Boy, does the thread title fit that picture.


Kathy A - May 31, 2007 12:09:34 pm PDT #237 of 10001
We're very stretchy. - Connie Neil

No thunderstorm up here, just a lot of blowing wind and overcast skies.


Laga - May 31, 2007 12:11:20 pm PDT #238 of 10001
You should know I'm a big deal in the Resistance.

we all remember what word we spelled incorrectly in the spelling bee

Not me. All I remember is that it was a homophone and I didn't ask for a definition. Doh!


aurelia - May 31, 2007 12:12:19 pm PDT #239 of 10001
All sorrows can be borne if you put them into a story. Tell me a story.

The Lord of the Rings musical set tried to eat an actor.

Ouch. Is it wrong that I want to know the details about the scenic mechanism?


§ ita § - May 31, 2007 12:13:00 pm PDT #240 of 10001
Well not canonically, no, but this is transformative fiction.

I can write in my head and then read the spelling aloud. But please don't interrupt me.

I crashed and burned (okay, came 2nd) because I spelt it refridgerator. I know it's wrong to this day, but it still looks all comfy and stuff.


Kathy A - May 31, 2007 12:13:05 pm PDT #241 of 10001
We're very stretchy. - Connie Neil

Oh, the other thing I remember about that third grade spelling bee is that I'm a real softie. The person manning the dictionary looked really bored (nobody had asked her for a definition at all!), so I asked for a definition of "raincoat" to give her something to do. My friends mocked me afterward, but I felt so sorry for her feeling useless!


tommyrot - May 31, 2007 12:13:22 pm PDT #242 of 10001
Sir, it's not an offence to let your cat eat your bacon. Okay?
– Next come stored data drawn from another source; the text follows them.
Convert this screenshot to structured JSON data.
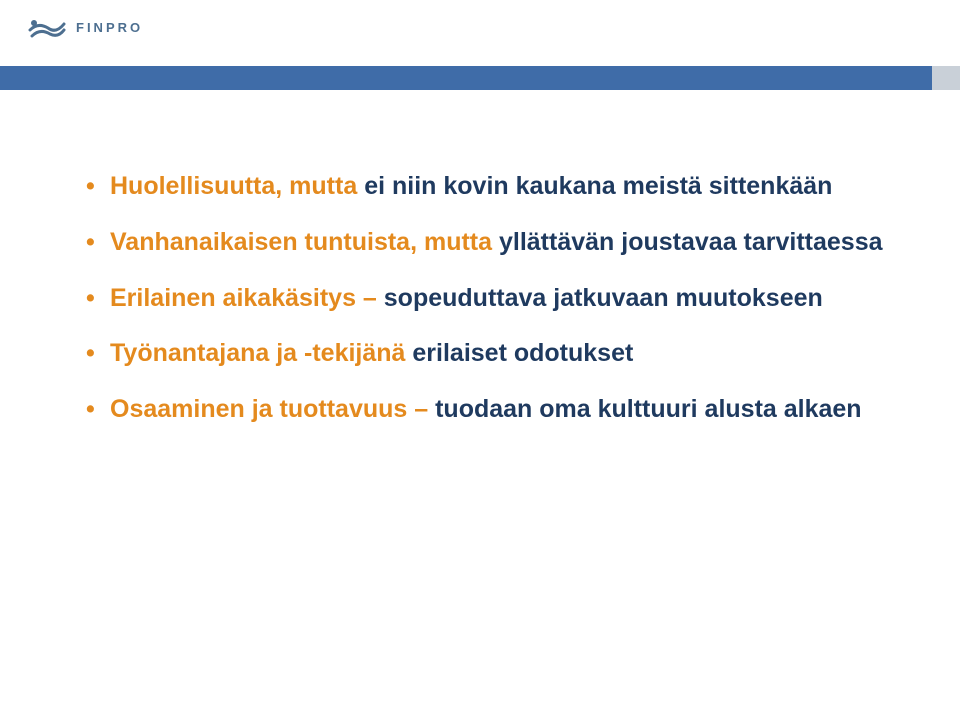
{
  "brand": {
    "name": "FINPRO"
  },
  "colors": {
    "accent_orange": "#e48a1e",
    "accent_navy": "#1f3a5f",
    "header_blue": "#3f6ca8"
  },
  "bullets": [
    {
      "segments": [
        {
          "text": "Huolellisuutta, mutta ",
          "color": "orange"
        },
        {
          "text": "ei niin kovin kaukana meistä sittenkään",
          "color": "navy"
        }
      ]
    },
    {
      "segments": [
        {
          "text": "Vanhanaikaisen tuntuista, mutta ",
          "color": "orange"
        },
        {
          "text": "yllättävän joustavaa tarvittaessa",
          "color": "navy"
        }
      ]
    },
    {
      "segments": [
        {
          "text": "Erilainen aikakäsitys – ",
          "color": "orange"
        },
        {
          "text": "sopeuduttava jatkuvaan muutokseen",
          "color": "navy"
        }
      ]
    },
    {
      "segments": [
        {
          "text": "Työnantajana ja -tekijänä ",
          "color": "orange"
        },
        {
          "text": "erilaiset odotukset",
          "color": "navy"
        }
      ]
    },
    {
      "segments": [
        {
          "text": "Osaaminen ja tuottavuus – ",
          "color": "orange"
        },
        {
          "text": "tuodaan oma kulttuuri alusta alkaen",
          "color": "navy"
        }
      ]
    }
  ]
}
And we don't arrest cats, I'm very sorry.

Is it wrong that I want to know the details about the scenic mechanism?

It was probably made from a robot lawnmower.


aurelia - May 31, 2007 12:14:16 pm PDT #243 of 10001
All sorrows can be borne if you put them into a story. Tell me a story.

Hey lawnmowers are scary. One tried to eat my toes.


shrift - May 31, 2007 12:15:02 pm PDT #244 of 10001
"You can't put a price on the joy of not giving a shit." -Zenkitty

The Lord of the Rings musical set tried to eat an actor.

If I had to put up with that kind of indignity, I'd probably bite someone, too.


Kathy A - May 31, 2007 12:22:03 pm PDT #245 of 10001
We're very stretchy. - Connie Neil

Speaking of biting (and wresting, and getting caught under something), kitty vs. puppy wrestling match! (The puppy gets the worst of it throughout.)